A seemingly inconsequential exchange between Nilofer and her second husband shows how infatuated the Ottoman Turks of the novel are with the West – and how much the Islamic world has changed since the 12th century, in which Ali’s last novel was set. Selim tells Nilofer that he dreams of becoming a photographer: she is astonished. ‘Is it that you could not imagine a future for me other than that dictated by my past and my origins?’ Selim asks. ‘Do you think only Italians can be photographers? This new art is beyond the reach of a poor boy from Anatolia?’ This is a far cry from the world of The Book of Saladin, where the Westerners are ‘barbarians’, to be converted or despised, not the masters of new technologies to be emulated. Both the first and second novels in the Quartet dealt with high points of Islamic civilisation (the first was set in the Arab Caliphate of Cordoba). In The Stone Woman the last of the great Muslim empires has been reduced to ‘a poor boy from Anatolia’, peering in at the window of the West’s camera shop.

The novel may look forward to the rise of the Turkish Republic from the ashes of the Ottoman Empire, but the Empire in its time had represented much more than Turkey, and its collapse meant the end of a united Islam’s challenge to Western hegemony: there would no longer be a caliph, a successor to the Prophet Mohammed. The Stone Woman shows the last Islamic empire in its death throes, its rulers desperate to forge a new state in emulation of the West. This is often seen today as a triumph of the allegedly Western values of democracy and human rights, but Ali does not see it that way. When Nilofer and Selim debate the form of a new Turkish state, she tells her husband: ‘I have no desire to be described as Turkish. I prefer to be an Ottoman.’ It is not just that Turkishness is ‘soulless’, as Nilofer petulantly puts it. Her mother’s family is Jewish, and whereas the Ottoman Empire was a political concept that embraced many ethnicities and all three religions ‘of the Book’, the Turkish national movement aimed to build a Western state around a single ethnic nation: Muslim Turks. Ali’s portrayal of the Ottoman Empire is a little rosy, but it is essentially accurate.

‘What of the Greeks who do not wish to leave Istanbul or Izmir?’ Nilofer asks. ‘You will either force them to be Turks or drive them into the sea?’ When her son asks if his father Dmitri’s killers will be punished when the Sultan is overthrown, one of Nilofer’s brothers tells him the truth. The men who murdered his father because he was Greek are the very ones who are planning the brave new Turkish world. Even more chilling is the case of Petrossian, the family servant, an Armenian. Petrossian tells the Stone Woman that his sister’s house has been set on fire in an attempt to drive the Armenians out of her village. He says that Nilofer’s brother Halil, an Ottoman general, used to prevent this sort of thing, but can no longer do so. The old multi-ethnic state is crumbling – and more than a million Armenians will be systematically massacred by the Turks during the First World War.
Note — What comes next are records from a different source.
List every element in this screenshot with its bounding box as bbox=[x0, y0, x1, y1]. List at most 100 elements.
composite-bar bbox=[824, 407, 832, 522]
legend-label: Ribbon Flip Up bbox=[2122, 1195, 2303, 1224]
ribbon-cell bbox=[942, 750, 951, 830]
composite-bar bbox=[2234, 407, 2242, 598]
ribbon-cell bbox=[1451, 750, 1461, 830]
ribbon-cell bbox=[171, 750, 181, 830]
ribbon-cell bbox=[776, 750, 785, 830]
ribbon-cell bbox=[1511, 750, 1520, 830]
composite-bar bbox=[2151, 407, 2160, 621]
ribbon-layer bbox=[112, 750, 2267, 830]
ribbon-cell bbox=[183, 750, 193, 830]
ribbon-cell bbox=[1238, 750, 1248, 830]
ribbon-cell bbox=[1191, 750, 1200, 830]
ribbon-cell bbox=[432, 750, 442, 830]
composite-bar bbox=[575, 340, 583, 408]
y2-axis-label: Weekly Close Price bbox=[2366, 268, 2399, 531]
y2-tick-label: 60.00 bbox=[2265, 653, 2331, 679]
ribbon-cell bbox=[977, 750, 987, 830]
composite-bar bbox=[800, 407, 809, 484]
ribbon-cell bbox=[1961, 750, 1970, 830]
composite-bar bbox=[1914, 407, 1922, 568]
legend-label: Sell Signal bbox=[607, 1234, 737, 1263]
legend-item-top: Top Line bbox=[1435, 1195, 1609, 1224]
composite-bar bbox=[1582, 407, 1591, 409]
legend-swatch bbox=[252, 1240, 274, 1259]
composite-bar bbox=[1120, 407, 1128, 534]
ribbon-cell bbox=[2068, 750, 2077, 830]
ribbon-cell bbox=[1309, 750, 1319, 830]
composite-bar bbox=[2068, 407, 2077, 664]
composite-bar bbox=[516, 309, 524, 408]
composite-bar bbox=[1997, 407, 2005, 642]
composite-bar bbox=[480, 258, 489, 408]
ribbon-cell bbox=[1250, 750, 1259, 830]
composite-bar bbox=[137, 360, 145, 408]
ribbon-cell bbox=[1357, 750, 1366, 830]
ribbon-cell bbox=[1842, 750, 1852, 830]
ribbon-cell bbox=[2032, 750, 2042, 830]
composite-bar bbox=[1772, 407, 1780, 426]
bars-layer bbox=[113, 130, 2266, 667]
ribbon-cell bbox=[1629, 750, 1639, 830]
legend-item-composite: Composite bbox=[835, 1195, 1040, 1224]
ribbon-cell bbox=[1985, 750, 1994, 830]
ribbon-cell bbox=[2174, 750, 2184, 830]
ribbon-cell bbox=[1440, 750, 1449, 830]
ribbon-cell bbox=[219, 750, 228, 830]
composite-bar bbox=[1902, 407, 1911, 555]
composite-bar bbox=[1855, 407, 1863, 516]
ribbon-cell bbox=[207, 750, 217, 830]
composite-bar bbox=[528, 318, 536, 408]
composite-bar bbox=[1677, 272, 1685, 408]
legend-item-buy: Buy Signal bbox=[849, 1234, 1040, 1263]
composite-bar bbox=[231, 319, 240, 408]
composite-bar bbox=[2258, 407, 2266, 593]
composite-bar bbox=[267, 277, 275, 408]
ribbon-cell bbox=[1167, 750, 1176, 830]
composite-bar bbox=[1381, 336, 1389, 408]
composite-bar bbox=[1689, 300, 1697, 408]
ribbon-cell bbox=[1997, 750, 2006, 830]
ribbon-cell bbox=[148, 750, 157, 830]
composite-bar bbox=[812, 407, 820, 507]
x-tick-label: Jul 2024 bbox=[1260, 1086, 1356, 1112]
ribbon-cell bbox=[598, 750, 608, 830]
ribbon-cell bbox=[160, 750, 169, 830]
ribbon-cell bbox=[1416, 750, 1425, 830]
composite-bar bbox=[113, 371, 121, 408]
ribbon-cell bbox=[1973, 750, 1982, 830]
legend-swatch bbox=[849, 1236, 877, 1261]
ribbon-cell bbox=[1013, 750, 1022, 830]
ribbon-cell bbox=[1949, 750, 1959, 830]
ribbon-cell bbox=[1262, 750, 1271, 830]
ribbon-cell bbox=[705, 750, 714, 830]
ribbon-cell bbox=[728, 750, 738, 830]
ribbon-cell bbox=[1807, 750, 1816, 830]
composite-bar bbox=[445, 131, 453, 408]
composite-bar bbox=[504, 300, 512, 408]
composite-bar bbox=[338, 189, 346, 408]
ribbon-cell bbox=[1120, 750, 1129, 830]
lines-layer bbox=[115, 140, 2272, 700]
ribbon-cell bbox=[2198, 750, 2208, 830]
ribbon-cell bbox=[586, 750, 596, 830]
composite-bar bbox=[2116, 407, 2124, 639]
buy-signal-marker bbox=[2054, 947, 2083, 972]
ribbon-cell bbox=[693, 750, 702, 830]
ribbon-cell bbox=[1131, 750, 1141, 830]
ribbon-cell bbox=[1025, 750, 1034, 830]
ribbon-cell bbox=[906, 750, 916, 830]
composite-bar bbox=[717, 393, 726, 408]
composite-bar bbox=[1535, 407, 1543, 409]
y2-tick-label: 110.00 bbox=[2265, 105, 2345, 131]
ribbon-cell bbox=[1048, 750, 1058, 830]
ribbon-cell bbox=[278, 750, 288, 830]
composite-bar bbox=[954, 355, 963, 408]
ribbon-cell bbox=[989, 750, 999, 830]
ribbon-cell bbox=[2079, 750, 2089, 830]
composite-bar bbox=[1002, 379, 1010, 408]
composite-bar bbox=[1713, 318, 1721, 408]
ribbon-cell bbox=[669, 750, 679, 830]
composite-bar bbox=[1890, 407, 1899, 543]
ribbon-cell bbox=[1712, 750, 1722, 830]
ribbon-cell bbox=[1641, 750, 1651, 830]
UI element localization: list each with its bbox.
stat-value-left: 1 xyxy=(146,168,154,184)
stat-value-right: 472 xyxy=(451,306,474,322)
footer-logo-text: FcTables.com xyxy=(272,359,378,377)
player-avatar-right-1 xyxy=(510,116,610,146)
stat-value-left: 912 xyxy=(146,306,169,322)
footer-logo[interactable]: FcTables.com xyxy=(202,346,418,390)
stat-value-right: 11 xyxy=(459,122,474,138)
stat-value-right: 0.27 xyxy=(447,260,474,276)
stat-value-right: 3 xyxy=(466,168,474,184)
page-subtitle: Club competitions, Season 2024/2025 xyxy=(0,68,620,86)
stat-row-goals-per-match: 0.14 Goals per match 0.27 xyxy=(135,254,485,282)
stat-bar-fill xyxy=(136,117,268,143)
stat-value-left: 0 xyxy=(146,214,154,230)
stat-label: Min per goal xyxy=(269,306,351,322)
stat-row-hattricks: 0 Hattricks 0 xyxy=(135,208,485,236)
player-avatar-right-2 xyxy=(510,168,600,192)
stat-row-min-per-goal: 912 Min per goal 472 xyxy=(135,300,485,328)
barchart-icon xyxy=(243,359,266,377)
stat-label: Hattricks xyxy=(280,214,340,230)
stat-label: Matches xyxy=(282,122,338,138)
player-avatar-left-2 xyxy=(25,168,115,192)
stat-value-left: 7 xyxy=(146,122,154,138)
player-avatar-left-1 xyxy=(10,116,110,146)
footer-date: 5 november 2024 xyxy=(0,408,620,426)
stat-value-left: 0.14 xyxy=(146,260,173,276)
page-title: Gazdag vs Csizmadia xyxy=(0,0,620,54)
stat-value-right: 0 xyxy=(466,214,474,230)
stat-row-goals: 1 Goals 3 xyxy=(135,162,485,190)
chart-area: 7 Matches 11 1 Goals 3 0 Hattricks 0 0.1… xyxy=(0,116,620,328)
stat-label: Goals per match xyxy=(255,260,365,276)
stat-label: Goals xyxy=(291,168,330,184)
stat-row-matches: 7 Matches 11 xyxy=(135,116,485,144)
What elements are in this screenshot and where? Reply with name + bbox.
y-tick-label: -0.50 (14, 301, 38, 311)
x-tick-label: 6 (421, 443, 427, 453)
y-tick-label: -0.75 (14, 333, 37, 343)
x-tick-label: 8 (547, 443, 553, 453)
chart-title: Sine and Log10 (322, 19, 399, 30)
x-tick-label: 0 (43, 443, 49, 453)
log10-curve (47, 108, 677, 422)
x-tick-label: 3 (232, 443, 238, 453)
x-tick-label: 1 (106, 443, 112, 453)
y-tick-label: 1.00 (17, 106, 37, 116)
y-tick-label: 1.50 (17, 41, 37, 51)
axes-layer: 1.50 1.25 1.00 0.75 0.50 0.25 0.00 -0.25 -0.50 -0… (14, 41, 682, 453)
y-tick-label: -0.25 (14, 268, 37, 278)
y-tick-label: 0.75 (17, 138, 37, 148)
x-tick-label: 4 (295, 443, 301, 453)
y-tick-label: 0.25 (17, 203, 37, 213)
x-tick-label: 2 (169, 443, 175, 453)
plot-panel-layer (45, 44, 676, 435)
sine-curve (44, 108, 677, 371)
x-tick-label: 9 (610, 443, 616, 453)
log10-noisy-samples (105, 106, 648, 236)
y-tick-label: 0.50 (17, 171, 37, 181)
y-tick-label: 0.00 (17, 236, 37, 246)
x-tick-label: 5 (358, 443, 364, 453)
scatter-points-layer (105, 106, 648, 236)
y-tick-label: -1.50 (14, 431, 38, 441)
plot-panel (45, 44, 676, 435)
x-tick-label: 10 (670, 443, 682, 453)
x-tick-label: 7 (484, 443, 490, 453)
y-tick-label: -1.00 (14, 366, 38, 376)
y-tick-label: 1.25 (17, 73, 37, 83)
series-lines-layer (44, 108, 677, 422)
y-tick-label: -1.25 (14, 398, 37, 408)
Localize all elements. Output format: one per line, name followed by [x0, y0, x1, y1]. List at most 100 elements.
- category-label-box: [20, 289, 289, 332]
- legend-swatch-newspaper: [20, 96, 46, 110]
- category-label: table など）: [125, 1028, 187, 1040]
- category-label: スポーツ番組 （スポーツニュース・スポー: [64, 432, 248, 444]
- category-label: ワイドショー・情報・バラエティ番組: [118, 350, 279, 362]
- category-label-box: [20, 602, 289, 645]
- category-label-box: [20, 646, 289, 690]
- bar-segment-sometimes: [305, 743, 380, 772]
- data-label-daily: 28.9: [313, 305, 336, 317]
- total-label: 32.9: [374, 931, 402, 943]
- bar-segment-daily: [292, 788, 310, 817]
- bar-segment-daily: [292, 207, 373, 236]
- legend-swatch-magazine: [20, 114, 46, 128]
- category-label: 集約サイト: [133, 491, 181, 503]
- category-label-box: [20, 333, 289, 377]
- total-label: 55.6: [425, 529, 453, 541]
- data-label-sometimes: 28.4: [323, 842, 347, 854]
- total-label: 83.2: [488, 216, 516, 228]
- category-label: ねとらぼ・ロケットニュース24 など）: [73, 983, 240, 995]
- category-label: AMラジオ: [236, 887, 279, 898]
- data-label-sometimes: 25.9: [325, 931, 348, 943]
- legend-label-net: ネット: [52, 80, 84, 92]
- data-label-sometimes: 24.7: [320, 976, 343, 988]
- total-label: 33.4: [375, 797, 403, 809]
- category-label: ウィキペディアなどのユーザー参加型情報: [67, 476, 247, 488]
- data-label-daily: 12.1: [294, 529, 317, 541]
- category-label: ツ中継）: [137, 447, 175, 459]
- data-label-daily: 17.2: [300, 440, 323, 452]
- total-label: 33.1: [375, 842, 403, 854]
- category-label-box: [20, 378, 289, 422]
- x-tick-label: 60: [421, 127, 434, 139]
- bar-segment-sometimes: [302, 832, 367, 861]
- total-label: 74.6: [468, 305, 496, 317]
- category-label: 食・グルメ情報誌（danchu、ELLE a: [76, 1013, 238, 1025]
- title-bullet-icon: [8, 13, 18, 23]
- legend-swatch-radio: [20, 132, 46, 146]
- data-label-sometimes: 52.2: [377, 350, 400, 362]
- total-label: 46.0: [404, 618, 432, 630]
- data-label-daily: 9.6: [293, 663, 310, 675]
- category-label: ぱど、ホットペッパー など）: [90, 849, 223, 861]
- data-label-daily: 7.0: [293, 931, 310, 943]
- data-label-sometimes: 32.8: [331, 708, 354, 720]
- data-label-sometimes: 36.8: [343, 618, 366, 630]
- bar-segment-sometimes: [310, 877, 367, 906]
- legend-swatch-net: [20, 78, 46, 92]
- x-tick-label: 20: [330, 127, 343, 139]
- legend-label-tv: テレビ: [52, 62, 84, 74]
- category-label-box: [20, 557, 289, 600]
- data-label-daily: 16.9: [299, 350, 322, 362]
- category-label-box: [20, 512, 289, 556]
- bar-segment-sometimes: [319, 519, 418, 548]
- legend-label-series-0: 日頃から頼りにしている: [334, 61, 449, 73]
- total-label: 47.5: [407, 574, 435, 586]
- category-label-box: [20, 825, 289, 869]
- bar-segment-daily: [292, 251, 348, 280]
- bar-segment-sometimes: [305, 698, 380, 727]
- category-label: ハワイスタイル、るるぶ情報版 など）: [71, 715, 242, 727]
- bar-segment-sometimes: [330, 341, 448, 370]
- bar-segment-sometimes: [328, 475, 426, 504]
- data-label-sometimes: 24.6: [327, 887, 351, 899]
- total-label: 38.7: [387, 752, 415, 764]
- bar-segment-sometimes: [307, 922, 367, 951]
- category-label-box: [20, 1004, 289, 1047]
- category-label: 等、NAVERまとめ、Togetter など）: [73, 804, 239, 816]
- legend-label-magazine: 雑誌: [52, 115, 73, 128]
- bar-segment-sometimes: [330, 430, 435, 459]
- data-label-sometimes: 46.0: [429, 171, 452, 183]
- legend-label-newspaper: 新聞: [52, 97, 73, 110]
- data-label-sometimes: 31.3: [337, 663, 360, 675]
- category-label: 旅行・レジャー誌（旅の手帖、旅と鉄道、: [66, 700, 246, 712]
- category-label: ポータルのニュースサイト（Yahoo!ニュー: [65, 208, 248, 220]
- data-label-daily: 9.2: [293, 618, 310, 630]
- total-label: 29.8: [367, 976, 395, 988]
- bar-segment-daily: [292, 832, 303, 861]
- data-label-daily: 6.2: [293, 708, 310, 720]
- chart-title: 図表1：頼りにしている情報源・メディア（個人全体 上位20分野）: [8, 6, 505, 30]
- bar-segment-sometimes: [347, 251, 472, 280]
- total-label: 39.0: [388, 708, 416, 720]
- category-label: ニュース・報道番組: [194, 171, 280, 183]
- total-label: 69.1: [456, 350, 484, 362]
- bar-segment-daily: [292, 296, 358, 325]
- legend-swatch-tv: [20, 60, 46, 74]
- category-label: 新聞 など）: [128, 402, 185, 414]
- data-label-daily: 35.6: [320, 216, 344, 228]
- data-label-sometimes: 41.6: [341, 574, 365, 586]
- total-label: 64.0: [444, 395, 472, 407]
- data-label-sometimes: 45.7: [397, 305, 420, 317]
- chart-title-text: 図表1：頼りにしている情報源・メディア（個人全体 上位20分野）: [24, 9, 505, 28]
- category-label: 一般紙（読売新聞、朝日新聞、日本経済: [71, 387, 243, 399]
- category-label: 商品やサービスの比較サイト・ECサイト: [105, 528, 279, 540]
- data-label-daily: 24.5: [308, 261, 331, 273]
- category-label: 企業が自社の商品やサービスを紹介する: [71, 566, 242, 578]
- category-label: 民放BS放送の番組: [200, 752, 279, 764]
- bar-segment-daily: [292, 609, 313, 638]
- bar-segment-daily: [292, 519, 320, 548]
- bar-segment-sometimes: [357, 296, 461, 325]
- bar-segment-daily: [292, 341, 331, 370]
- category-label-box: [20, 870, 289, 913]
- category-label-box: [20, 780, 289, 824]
There is one last twist in the novel’s great debate – and an unexpected one. At the end of this serious novel of assassinations and ethnic cleansing, Ali introduces a genuinely comic character: Iskander Pasha’s brother Kemal, a shipping magnate. Kemal claims that he ‘could fly the Japanese flag’ on his ships, ‘if I wished’ – national identity is not of much importance to an international businessman.